At the table Anna said, "Lester, Ray, and I have been friends since we were kids. You would never see us apart all through middle school. I think people made fun of us." She grabbed the vase of real flowers set on the edge of the table and pressed her nose into them. "Mmmmm. I love daisies. I love this place. The blueberry pie is always amazing. Never gets old." She was talking faster than normal, as if she was more excited or more nervous.

"What happened to us?" I asked, looking at her.

Her smile dropped only the slightest. "What do you mean?"

"Why did us three stop always being together?"

Lester swooped in. "She got past her awkward stage is what happened," he said. "Remember your big hair and big glasses? As soon as ninth grade hit, you were transformed, and all of a sudden she had a line of boys wanting to talk to her."

"Oh yes, oh dear, the awkward stage!" She turned to Todd and pressed his arm. "I must show you pictures."

"I can't wait," he said, not as clearly or confidently as I imagined he would be.

"You were still loyal to us though," Lester added. "Just that you got a load of new friends."

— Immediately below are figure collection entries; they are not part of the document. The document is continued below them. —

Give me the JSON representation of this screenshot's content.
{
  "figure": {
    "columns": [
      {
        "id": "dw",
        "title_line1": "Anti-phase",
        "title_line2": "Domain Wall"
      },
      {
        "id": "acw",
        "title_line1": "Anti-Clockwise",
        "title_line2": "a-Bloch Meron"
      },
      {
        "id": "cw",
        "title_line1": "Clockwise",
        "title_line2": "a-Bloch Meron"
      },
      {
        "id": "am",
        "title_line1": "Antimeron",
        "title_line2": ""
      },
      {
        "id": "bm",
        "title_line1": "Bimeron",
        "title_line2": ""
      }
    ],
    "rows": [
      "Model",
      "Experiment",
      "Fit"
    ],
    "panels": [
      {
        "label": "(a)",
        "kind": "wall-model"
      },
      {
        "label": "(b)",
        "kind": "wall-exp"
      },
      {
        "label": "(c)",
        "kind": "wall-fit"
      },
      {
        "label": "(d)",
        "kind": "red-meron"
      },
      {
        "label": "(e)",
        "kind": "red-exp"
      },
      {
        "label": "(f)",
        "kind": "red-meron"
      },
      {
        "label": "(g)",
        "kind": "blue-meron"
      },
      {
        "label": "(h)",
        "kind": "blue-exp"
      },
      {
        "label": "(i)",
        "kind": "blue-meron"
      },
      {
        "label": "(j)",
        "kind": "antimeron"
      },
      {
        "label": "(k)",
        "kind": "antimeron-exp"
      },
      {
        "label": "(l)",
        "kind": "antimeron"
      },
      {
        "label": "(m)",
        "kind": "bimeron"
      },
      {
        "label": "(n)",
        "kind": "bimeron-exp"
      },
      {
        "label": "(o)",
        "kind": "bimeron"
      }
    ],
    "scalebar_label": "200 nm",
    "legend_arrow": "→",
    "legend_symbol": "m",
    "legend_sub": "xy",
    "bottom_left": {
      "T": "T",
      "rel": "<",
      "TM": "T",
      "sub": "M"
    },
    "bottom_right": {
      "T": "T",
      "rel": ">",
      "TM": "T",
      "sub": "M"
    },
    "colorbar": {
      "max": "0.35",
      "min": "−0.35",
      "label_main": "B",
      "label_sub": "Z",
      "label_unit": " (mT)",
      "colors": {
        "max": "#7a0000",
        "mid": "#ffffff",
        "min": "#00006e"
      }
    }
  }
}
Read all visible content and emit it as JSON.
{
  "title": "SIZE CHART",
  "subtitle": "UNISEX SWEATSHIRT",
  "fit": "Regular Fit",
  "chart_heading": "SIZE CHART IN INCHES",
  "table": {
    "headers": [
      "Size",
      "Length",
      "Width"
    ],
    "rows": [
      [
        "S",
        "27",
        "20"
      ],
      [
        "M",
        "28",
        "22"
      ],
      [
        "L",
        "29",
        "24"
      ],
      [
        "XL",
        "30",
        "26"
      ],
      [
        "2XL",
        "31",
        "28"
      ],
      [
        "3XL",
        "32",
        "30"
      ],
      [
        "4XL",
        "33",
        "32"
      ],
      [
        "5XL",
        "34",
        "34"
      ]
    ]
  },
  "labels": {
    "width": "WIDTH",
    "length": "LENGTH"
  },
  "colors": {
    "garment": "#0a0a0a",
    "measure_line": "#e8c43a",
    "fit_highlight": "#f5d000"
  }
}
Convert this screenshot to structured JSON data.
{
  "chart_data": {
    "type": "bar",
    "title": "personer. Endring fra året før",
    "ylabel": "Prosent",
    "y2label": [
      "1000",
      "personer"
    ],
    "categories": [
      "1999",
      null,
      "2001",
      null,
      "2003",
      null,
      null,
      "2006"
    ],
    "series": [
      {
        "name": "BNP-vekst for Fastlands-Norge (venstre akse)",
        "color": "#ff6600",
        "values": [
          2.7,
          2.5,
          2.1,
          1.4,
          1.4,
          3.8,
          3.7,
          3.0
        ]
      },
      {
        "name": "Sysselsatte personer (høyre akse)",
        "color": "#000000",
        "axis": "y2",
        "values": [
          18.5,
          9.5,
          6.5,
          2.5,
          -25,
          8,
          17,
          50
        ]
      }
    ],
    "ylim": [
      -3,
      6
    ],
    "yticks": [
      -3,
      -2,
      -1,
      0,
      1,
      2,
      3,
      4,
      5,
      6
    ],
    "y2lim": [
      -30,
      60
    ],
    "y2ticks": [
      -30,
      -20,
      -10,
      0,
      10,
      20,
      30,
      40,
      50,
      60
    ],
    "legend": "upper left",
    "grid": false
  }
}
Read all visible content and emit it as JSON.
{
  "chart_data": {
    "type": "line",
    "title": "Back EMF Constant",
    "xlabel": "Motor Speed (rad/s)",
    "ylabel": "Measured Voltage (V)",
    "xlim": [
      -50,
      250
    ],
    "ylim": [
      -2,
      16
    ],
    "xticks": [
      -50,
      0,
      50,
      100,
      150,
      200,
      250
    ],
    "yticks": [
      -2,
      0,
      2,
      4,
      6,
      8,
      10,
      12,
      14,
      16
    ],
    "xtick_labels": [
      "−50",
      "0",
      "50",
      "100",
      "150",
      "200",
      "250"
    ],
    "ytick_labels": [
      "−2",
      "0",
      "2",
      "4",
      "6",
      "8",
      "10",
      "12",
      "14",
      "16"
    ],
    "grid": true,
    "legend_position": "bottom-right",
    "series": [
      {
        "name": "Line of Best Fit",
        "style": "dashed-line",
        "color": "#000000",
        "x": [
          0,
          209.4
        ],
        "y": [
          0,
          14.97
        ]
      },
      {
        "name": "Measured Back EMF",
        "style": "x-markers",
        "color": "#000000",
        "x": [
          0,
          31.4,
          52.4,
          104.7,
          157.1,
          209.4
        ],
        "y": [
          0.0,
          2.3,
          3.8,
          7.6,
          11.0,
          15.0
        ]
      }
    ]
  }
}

"I was more confident in myself and ready to be sociable and branch out a little. As were you two." She smirked and tilted her head forward. "You guys made other friends as well."

"Not like you," I said.

"How about that Emma?" she responded as if I hadn't said anything at all.

I thought Lester should surely be offended at that, but instead he asked, "So Todd, what do you do?"

"I'm an event coordinator for the tutoring and creative writing center for kids downtown. And yourself?"

"I'm a graphic designer for a few different companies, mostly freelance."

"Ray?"

"I work at PetSmart right now."

"Cool."

"So how did you two meet?" Lester asked.

I wanted to go use the restroom, but I was polite and pretended to listen while I thought about the similarities between David Lynch and David Cronenberg. I was the first to finish my slice of pie and told them all I had to get home.

Even though I felt like Lester wasn't on my side the entire time, he did let me go without making a big deal out of it.